A reduction in the number of qualifying riders will cease rewarding riders who may have scored enough points to enter the race, but do not have the necessary skills to compete at World Cup level. It would be far more beneficial to those riders to race in other series, such as the IXS Cup, which offer competitive racing on World Cup standard tracks, but a more open field. Once they have refined their race craft and regularly achieve top results at that level, they will be more prepared to race at World Cups and challenge the current top performers. This will make the racing more exciting to watch, which in turn will raise the profile of women’s downhill as a whole.
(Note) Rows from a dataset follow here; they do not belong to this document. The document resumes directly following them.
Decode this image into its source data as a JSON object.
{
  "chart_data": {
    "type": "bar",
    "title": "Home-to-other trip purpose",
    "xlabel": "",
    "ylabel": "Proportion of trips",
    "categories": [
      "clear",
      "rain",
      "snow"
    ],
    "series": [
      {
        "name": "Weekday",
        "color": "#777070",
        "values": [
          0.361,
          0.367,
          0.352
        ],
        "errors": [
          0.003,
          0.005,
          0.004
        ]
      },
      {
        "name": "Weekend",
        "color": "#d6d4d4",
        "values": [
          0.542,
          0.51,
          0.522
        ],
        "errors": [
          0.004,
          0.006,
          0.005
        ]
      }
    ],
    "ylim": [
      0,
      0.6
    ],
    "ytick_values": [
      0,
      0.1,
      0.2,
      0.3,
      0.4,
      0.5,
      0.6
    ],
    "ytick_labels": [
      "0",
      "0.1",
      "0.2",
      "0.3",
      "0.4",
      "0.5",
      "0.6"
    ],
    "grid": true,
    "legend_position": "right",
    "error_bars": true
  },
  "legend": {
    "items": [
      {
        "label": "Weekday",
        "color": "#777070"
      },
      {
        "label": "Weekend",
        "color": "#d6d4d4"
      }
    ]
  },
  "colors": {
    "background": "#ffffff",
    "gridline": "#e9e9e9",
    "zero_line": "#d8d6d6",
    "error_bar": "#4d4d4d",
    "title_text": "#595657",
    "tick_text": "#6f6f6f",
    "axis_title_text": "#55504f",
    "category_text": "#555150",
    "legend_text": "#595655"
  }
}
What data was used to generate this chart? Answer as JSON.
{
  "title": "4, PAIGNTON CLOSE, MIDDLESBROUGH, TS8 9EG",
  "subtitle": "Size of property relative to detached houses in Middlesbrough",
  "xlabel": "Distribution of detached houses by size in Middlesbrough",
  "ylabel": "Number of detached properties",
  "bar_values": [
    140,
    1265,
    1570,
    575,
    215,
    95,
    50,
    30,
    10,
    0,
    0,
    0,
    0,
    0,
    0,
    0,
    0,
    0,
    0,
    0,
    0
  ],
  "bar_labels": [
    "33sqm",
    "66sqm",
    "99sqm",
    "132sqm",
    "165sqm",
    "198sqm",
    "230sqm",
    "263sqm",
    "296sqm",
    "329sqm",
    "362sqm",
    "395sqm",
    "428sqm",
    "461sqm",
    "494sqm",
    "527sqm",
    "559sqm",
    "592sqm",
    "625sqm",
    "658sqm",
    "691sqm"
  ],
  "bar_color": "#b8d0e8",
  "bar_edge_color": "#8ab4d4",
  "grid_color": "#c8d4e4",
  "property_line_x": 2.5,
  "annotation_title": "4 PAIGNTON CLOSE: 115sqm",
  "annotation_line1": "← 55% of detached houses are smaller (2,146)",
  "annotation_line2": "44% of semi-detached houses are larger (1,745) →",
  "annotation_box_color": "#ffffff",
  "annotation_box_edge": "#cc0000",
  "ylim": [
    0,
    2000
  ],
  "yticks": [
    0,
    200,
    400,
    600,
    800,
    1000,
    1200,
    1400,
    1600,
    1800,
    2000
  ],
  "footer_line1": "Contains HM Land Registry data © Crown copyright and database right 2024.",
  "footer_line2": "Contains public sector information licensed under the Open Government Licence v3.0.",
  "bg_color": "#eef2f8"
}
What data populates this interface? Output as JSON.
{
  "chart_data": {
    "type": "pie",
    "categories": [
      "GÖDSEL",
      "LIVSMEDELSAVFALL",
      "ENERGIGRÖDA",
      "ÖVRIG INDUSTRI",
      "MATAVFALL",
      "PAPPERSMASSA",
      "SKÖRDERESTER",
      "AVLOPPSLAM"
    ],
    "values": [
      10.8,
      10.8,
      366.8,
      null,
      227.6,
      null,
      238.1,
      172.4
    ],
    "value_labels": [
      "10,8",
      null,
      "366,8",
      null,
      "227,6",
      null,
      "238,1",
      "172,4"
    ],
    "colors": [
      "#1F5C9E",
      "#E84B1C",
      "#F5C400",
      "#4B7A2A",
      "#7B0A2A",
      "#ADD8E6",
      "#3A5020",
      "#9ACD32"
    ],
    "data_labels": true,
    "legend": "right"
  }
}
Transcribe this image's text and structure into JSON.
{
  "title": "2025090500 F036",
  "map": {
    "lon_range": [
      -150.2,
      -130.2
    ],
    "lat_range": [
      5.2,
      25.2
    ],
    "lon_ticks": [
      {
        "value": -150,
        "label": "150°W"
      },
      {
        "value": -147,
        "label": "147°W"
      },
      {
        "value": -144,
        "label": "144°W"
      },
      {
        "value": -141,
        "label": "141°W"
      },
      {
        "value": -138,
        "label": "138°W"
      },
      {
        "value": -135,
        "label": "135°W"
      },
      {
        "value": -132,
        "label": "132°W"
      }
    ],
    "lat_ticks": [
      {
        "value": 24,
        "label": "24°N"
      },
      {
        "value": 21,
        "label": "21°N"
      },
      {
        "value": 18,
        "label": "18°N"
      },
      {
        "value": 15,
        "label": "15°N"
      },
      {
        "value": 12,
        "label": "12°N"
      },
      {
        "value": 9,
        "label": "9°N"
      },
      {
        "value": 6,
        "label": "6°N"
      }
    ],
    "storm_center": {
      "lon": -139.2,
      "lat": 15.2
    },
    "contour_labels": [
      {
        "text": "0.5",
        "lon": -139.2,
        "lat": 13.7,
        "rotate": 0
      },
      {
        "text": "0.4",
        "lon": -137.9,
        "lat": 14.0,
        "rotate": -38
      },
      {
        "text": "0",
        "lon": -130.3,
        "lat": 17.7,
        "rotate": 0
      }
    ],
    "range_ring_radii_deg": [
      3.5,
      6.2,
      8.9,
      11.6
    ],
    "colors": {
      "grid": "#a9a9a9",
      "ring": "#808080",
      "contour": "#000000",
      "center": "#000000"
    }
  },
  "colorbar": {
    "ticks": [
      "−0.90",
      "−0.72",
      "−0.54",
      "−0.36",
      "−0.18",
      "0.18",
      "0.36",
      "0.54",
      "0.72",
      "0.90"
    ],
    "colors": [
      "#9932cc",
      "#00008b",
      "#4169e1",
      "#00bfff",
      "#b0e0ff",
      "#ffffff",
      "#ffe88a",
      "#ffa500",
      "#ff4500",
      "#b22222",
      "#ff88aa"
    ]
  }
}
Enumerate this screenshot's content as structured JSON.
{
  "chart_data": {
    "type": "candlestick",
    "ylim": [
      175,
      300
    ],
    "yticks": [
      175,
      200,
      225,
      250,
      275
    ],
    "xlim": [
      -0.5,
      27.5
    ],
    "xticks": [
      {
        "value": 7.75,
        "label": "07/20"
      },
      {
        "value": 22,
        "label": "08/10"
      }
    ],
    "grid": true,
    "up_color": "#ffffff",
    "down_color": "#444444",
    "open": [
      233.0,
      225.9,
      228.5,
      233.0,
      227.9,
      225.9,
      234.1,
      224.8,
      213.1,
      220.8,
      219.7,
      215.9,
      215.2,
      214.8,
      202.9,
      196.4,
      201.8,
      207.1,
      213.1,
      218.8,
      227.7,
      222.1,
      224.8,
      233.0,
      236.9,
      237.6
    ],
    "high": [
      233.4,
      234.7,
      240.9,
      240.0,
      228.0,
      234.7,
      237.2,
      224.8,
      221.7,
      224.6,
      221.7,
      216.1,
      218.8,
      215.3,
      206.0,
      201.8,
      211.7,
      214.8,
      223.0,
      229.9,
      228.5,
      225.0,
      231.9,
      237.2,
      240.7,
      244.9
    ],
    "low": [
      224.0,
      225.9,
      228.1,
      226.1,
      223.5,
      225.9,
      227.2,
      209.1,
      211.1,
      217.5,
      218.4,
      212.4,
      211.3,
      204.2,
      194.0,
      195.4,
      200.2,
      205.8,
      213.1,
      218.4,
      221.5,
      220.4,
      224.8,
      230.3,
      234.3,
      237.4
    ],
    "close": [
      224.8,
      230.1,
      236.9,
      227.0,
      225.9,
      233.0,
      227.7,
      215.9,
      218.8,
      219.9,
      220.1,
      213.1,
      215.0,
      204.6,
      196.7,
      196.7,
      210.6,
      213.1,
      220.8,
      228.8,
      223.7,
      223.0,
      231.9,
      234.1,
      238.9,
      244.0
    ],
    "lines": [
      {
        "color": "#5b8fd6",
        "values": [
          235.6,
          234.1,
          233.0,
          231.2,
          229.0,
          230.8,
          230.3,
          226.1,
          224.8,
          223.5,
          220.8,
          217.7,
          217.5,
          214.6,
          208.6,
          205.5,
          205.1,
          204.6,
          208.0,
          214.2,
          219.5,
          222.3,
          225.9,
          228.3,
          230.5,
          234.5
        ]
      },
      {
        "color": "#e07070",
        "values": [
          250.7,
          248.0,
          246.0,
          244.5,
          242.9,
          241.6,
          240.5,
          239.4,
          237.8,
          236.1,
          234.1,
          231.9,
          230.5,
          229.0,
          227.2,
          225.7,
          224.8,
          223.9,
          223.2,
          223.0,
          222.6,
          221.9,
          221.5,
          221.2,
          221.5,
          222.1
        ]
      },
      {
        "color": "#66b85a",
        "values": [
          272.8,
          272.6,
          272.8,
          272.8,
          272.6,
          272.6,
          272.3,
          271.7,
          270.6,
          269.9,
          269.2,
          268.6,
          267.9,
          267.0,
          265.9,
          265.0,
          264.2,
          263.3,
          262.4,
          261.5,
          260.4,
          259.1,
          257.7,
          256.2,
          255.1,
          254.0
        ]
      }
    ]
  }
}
The changes for the 2017 season are likely to reduce the number of riders at each round, although perhaps not by as many as was originally intended. Despite some dubious reasoning from the UCI, I think the changes are likely to bring in some improvements to the general standard of racing, and definite support for the next generation of female riders.
If the deterioration or tracks is truly an issue, perhaps they could look at reinstating the already brutal courses? Riders seem to prefer them, fans like to watch the racing on them, and track integrity would surely be less of an issue. We won’t see this next year as the calendar has already been released, but it may be something to consider in future.